Being a comic book story where the “loser” guys always have alter egos that are powerful superheroes, we soon discover that Peter is, in fact, one of the most powerful mutants on the show. He’s an empath, which means that his profound empathetic abilities allow him to coopt the powers of any other superhero just by thinking about the person. And the show hints that at some point Peter becomes the leader of the world, or at least of the mutants–kind of like Charles Xavier in the Xmen.
The show is really cool, but the line stuck with me, as last week we were negotiating with a business angel about his entry into the shareholding of Goa Internet Services. At the same time, my business partner and I had to make some important strategic decisions about the company’s future. And in such situations I always find myself wondering what’s the best strategy: Cold-blooded lawyer? Or friendly salesperson? Good cop? Or bad cop? Peter? Or Nathan? A lot depends on your negotiating power in a particular situation and on who the other party is. Probably a mixture of the two strategies is the best bet. The key is that you have to be able to read the situation. You need to be a bit of an empath, I suppose.
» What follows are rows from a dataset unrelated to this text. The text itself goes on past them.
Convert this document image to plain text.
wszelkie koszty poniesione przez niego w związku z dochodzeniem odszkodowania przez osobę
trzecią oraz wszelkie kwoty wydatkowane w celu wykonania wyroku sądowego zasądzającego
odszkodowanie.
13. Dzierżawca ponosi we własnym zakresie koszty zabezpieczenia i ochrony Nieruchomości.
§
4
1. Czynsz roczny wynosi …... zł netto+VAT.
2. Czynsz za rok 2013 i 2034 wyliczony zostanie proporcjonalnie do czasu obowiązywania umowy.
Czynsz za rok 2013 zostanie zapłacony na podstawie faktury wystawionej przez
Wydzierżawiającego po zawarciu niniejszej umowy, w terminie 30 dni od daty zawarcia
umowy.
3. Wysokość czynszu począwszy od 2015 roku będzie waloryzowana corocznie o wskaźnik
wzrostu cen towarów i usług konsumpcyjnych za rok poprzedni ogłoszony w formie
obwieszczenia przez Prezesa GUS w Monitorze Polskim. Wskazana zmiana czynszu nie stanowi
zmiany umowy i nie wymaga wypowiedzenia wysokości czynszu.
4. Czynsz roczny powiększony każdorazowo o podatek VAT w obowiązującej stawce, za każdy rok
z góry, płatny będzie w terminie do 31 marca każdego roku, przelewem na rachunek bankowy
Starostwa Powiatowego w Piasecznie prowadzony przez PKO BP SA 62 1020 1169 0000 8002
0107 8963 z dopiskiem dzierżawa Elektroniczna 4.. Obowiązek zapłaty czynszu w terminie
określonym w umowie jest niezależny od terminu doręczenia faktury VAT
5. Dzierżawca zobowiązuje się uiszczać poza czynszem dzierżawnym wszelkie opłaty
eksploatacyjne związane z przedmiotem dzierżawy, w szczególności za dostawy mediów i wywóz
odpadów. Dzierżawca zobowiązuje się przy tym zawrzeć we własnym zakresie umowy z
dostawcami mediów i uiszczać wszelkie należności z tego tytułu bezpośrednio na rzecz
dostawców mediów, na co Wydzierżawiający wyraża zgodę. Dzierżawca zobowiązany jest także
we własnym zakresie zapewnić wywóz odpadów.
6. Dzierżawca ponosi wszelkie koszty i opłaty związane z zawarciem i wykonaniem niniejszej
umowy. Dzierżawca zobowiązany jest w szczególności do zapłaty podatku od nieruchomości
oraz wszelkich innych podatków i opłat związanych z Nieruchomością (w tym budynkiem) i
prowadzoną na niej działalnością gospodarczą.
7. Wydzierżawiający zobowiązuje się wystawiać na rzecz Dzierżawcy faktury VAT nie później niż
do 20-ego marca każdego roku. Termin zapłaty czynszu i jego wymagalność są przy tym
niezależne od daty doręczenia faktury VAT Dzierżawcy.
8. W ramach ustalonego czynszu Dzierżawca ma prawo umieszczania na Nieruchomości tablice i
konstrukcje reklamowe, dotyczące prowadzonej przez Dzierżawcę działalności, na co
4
But if there’s anything I’ve learned over the last three years of being an entrepreneur it’s that, in business, you need to put yourself and your business first. It’s great if we can all end up friends, but that can’t be the priority. A business is not a social club. Sometimes you need to fire really nice people. Sometimes business partners end up not being complementary. And sometimes your best/most powerful ally is someone with whom you’d rather not have dinner. Learn to compromise, but never forget that your utmost priority is to protect your interests. Because you can be sure that the other party–whether your employees, your business partners, the banks, your investors, the government,etc.–are all putting their interests ahead of yours. And a lot of “friends” tend to disappear once the going gets tough. Good guys might turn out to be superheroes in comic books, but the real world is a bit more complicated. Be a little bit selfish. Think about yourself and your business first. And get it in writing if you can.